Tips for UX leaders
Editor’s note: Paul Hagen is the principal director at Alida.
“Companies that prioritize UX design get increased loyalty, better stock performance, higher revenues and larger valuations,” according to Forrester. That's because companies that gather and use customer feedback early and often experience a 32% higher revenue growth and a 56% increase in total return to shareholders compared to their competitors, according to McKinsey and Company. Additionally, prioritizing experience through good UX design helps remove constraints and digital bottlenecks in your business and improves the way your employees work, as stated by Fast Company. The impact is not just qualitative; every $1 invested in UX results in a $100 return and well-designed UX can lead to a 400% increase in website conversion rates, found a recent Forrester study.
Given the impressive results associated with prioritizing UX, why aren’t all companies making it top of mind? Factors such as cost, time constraints, lack of access to customers and executives undervaluing or doubting the efficacy of UX design all contribute to this reluctance. Operations and scale can also be overlooked even though it’s essential to keep up with developers and maintain customers as the primary focus for research. When it comes to scale, the Norman Nielsen Group found the average ratios in digital teams consist of 50 developers to every five designers and one researcher. Needless to say, researchers must support a tremendous amount of activity.
This pressure is giving rise and attention to a new discipline, “ResearchOps,” to help customer insights teams operate at the scale, speed and costs of digital, in the same way that its siblings have – DevOps and DesignOps.
ResearchOps is classified as "the people, processes and tools that amplify customer insights and value through the design and development of products and services.” Just as DevOps and DesignOps have helped fuel the agility needed for teams to operate in today's rapidly evolving marketplaces, ResearchOps is the answer to ensuring that teams keep customers at the center of strategy and decision-making in a digital world.
Five ways to amplify ResearchOps efforts
Give customers access
Community is the magic sauce. A customer community gathers a company's most valuable customers with a shared vested interest in the brand and provides an environment where they feel comfortable providing honest feedback. This feedback then allows for deeper access, stronger engagement, faster time to insights and iteration. This gives design and development teams access to customers when needed and makes them far more invested and reliable than buying external samples. Gain customer access and then utilize their voice.

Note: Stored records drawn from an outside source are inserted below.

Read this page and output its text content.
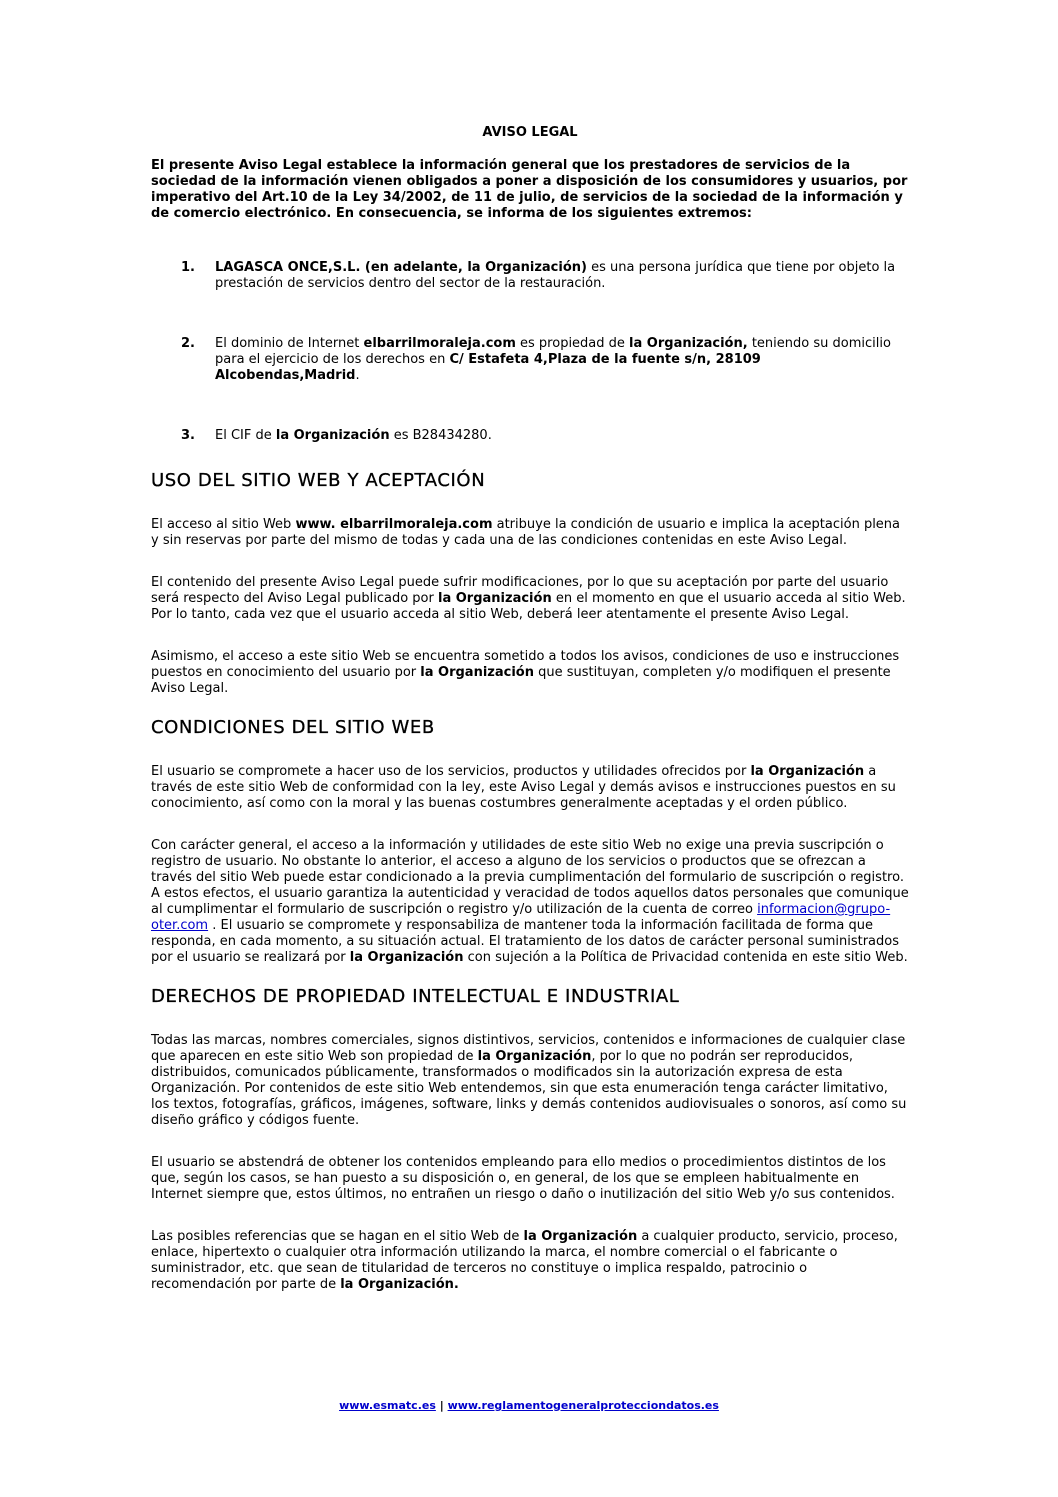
AVISO LEGAL
El presente Aviso Legal establece la información general que los prestadores de servicios de la sociedad de la información vienen obligados a poner a disposición de los consumidores y usuarios, por imperativo del Art.10 de la Ley 34/2002, de 11 de julio, de servicios de la sociedad de la información y de comercio electrónico. En consecuencia, se informa de los siguientes extremos:
1.	LAGASCA ONCE,S.L. (en adelante, la Organización) es una persona jurídica que tiene por objeto la prestación de servicios dentro del sector de la restauración.
2.	El dominio de Internet elbarrilmoraleja.com es propiedad de la Organización, teniendo su domicilio para el ejercicio de los derechos en C/ Estafeta 4,Plaza de la fuente s/n, 28109 Alcobendas,Madrid.
3.	El CIF de la Organización es B28434280.
USO DEL SITIO WEB Y ACEPTACIÓN

El acceso al sitio Web www. elbarrilmoraleja.com atribuye la condición de usuario e implica la aceptación plena y sin reservas por parte del mismo de todas y cada una de las condiciones contenidas en este Aviso Legal.

El contenido del presente Aviso Legal puede sufrir modificaciones, por lo que su aceptación por parte del usuario será respecto del Aviso Legal publicado por la Organización en el momento en que el usuario acceda al sitio Web. Por lo tanto, cada vez que el usuario acceda al sitio Web, deberá leer atentamente el presente Aviso Legal.

Asimismo, el acceso a este sitio Web se encuentra sometido a todos los avisos, condiciones de uso e instrucciones puestos en conocimiento del usuario por la Organización que sustituyan, completen y/o modifiquen el presente Aviso Legal.

CONDICIONES DEL SITIO WEB

El usuario se compromete a hacer uso de los servicios, productos y utilidades ofrecidos por la Organización a través de este sitio Web de conformidad con la ley, este Aviso Legal y demás avisos e instrucciones puestos en su conocimiento, así como con la moral y las buenas costumbres generalmente aceptadas y el orden público.

Con carácter general, el acceso a la información y utilidades de este sitio Web no exige una previa suscripción o registro de usuario. No obstante lo anterior, el acceso a alguno de los servicios o productos que se ofrezcan a través del sitio Web puede estar condicionado a la previa cumplimentación del formulario de suscripción o registro. A estos efectos, el usuario garantiza la autenticidad y veracidad de todos aquellos datos personales que comunique al cumplimentar el formulario de suscripción o registro y/o utilización de la cuenta de correo informacion@grupo-oter.com . El usuario se compromete y responsabiliza de mantener toda la información facilitada de forma que responda, en cada momento, a su situación actual. El tratamiento de los datos de carácter personal suministrados por el usuario se realizará por la Organización con sujeción a la Política de Privacidad contenida en este sitio Web.

DERECHOS DE PROPIEDAD INTELECTUAL E INDUSTRIAL

Todas las marcas, nombres comerciales, signos distintivos, servicios, contenidos e informaciones de cualquier clase que aparecen en este sitio Web son propiedad de la Organización, por lo que no podrán ser reproducidos, distribuidos, comunicados públicamente, transformados o modificados sin la autorización expresa de esta Organización. Por contenidos de este sitio Web entendemos, sin que esta enumeración tenga carácter limitativo, los textos, fotografías, gráficos, imágenes, software, links y demás contenidos audiovisuales o sonoros, así como su diseño gráfico y códigos fuente.

El usuario se abstendrá de obtener los contenidos empleando para ello medios o procedimientos distintos de los que, según los casos, se han puesto a su disposición o, en general, de los que se empleen habitualmente en Internet siempre que, estos últimos, no entrañen un riesgo o daño o inutilización del sitio Web y/o sus contenidos.

Las posibles referencias que se hagan en el sitio Web de la Organización a cualquier producto, servicio, proceso, enlace, hipertexto o cualquier otra información utilizando la marca, el nombre comercial o el fabricante o suministrador, etc. que sean de titularidad de terceros no constituye o implica respaldo, patrocinio o recomendación por parte de la Organización.

www.esmatc.es | www.reglamentogeneralprotecciondatos.es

Use automation to increase the speed to insights
Access to the right customers through a community shortcuts the research process, but research platforms have other capabilities that help teams do more with less. Automated scheduling, real-time reporting and feedback analysis through text analytics help teams translate customer needs into actionable insights faster, saving time and manpower. Capabilities in research platforms like automated actions and automated share backs can inform stakeholders of research results in real-time, enabling quicker decision-making.

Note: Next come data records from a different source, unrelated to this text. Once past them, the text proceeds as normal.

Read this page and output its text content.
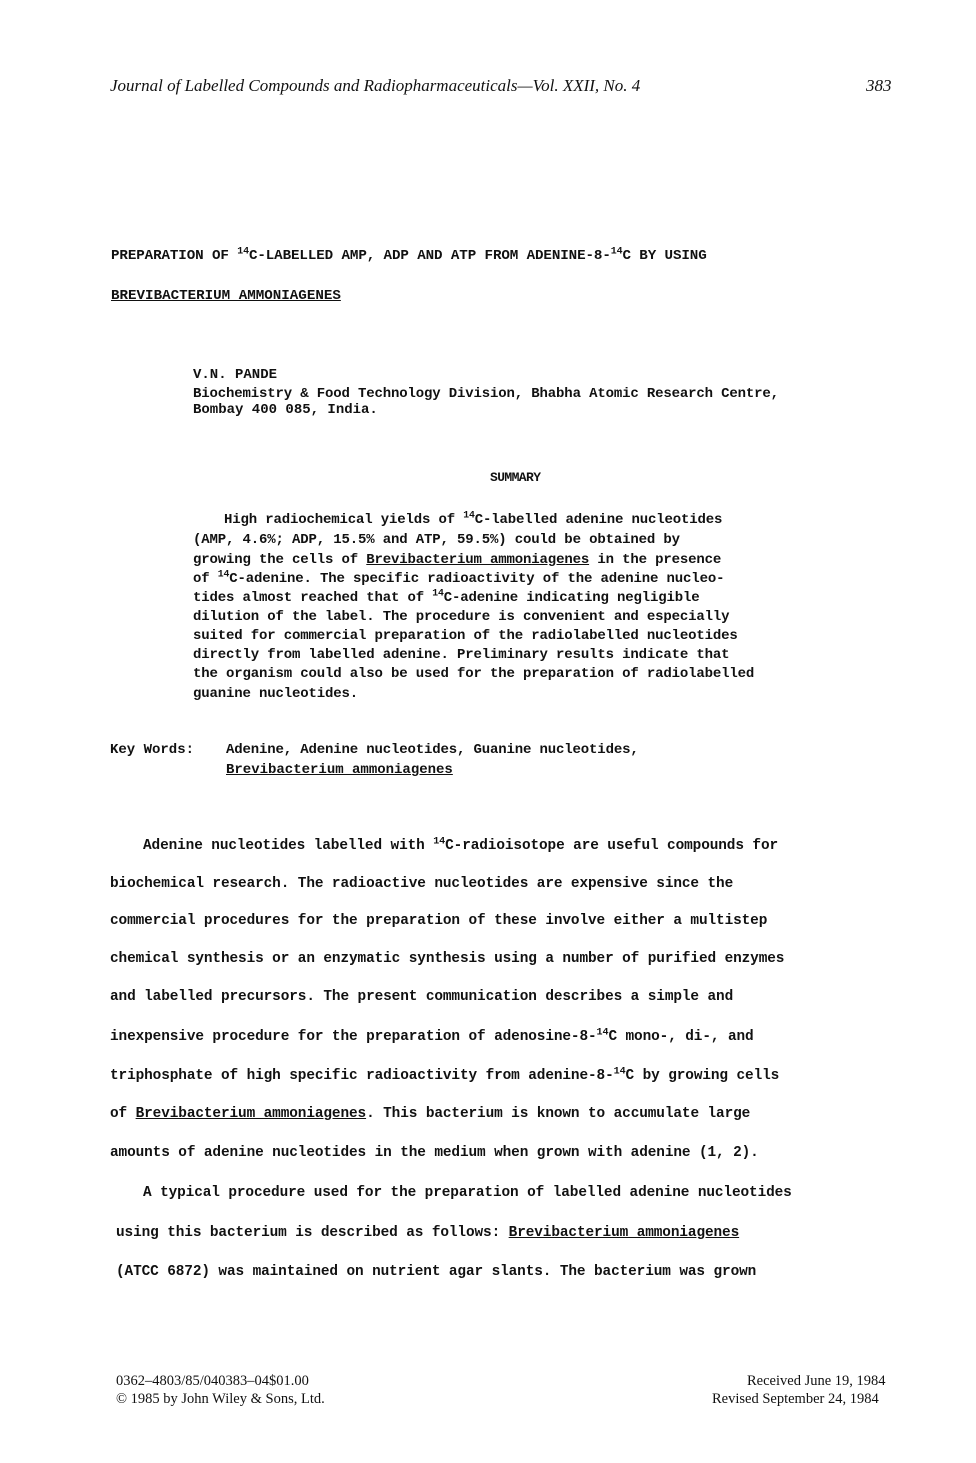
Journal of Labelled Compounds and Radiopharmaceuticals—Vol. XXII, No. 4	383
PREPARATION OF $^{14}$C-LABELLED AMP, ADP AND ATP FROM ADENINE-8-$^{14}$C BY USING
BREVIBACTERIUM AMMONIAGENES
V.N. PANDE
Biochemistry & Food Technology Division, Bhabha Atomic Research Centre,
Bombay 400 085, India.
SUMMARY
High radiochemical yields of $^{14}$C-labelled adenine nucleotides
(AMP, 4.6%; ADP, 15.5% and ATP, 59.5%) could be obtained by
growing the cells of Brevibacterium ammoniagenes in the presence
of $^{14}$C-adenine. The specific radioactivity of the adenine nucleo-
tides almost reached that of $^{14}$C-adenine indicating negligible
dilution of the label. The procedure is convenient and especially
suited for commercial preparation of the radiolabelled nucleotides
directly from labelled adenine. Preliminary results indicate that
the organism could also be used for the preparation of radiolabelled
guanine nucleotides.
Key Words: Adenine, Adenine nucleotides, Guanine nucleotides,
Brevibacterium ammoniagenes
Adenine nucleotides labelled with $^{14}$C-radioisotope are useful compounds for
biochemical research. The radioactive nucleotides are expensive since the
commercial procedures for the preparation of these involve either a multistep
chemical synthesis or an enzymatic synthesis using a number of purified enzymes
and labelled precursors. The present communication describes a simple and
inexpensive procedure for the preparation of adenosine-8-$^{14}$C mono-, di-, and
triphosphate of high specific radioactivity from adenine-8-$^{14}$C by growing cells
of Brevibacterium ammoniagenes. This bacterium is known to accumulate large
amounts of adenine nucleotides in the medium when grown with adenine (1, 2).
A typical procedure used for the preparation of labelled adenine nucleotides
using this bacterium is described as follows: Brevibacterium ammoniagenes
(ATCC 6872) was maintained on nutrient agar slants. The bacterium was grown
0362–4803/85/040383–04$01.00
© 1985 by John Wiley & Sons, Ltd.
Received June 19, 1984
Revised September 24, 1984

Structure cross-functional teams for collaboration
Structure teams to act on data through share backs and automated actions. An industry expert I’ve worked with credits successful business outcomes to having an independent and objective research team alongside a design team to create a critical cross-functional team structure.
“Demonstrate the power of data by starting small, connect yourself to the agile delivery and think about how the design fits in and how the research informs it. Get aligned with your product managers around the roadmap to figure out how to support what they are doing to create actionable, quicker insights with a reduced risk investment. The key is to think independently while remaining cross-functional.”
Speak to their hearts and their pocketbooks
Sharing customer feedback allows executives and departmental groups to hear straight from the customer to better understand their emotions, problems and needs. Get executive buy-in by conveying your UX findings in ways that speak to their hearts, to the business and to their priorities as individuals.
Increase customer engagement
Actively respond to customer feedback. People want to support what they help build, so show your gratitude to create positive long-term connections and emotional buy-in. Offer customers exclusives, insider specials, status and free/discounted products and services. A little gamification to show appreciation can go a long way.
Life will not slow down. UX leaders will need to become more agile to not be left behind. ResearchOps is a model every UX leader should be looking at, understanding and building. A research platform with a customer community at its core and the right capabilities to automate, analyze, scale and communicate insights will be a critical cornerstone of these efforts.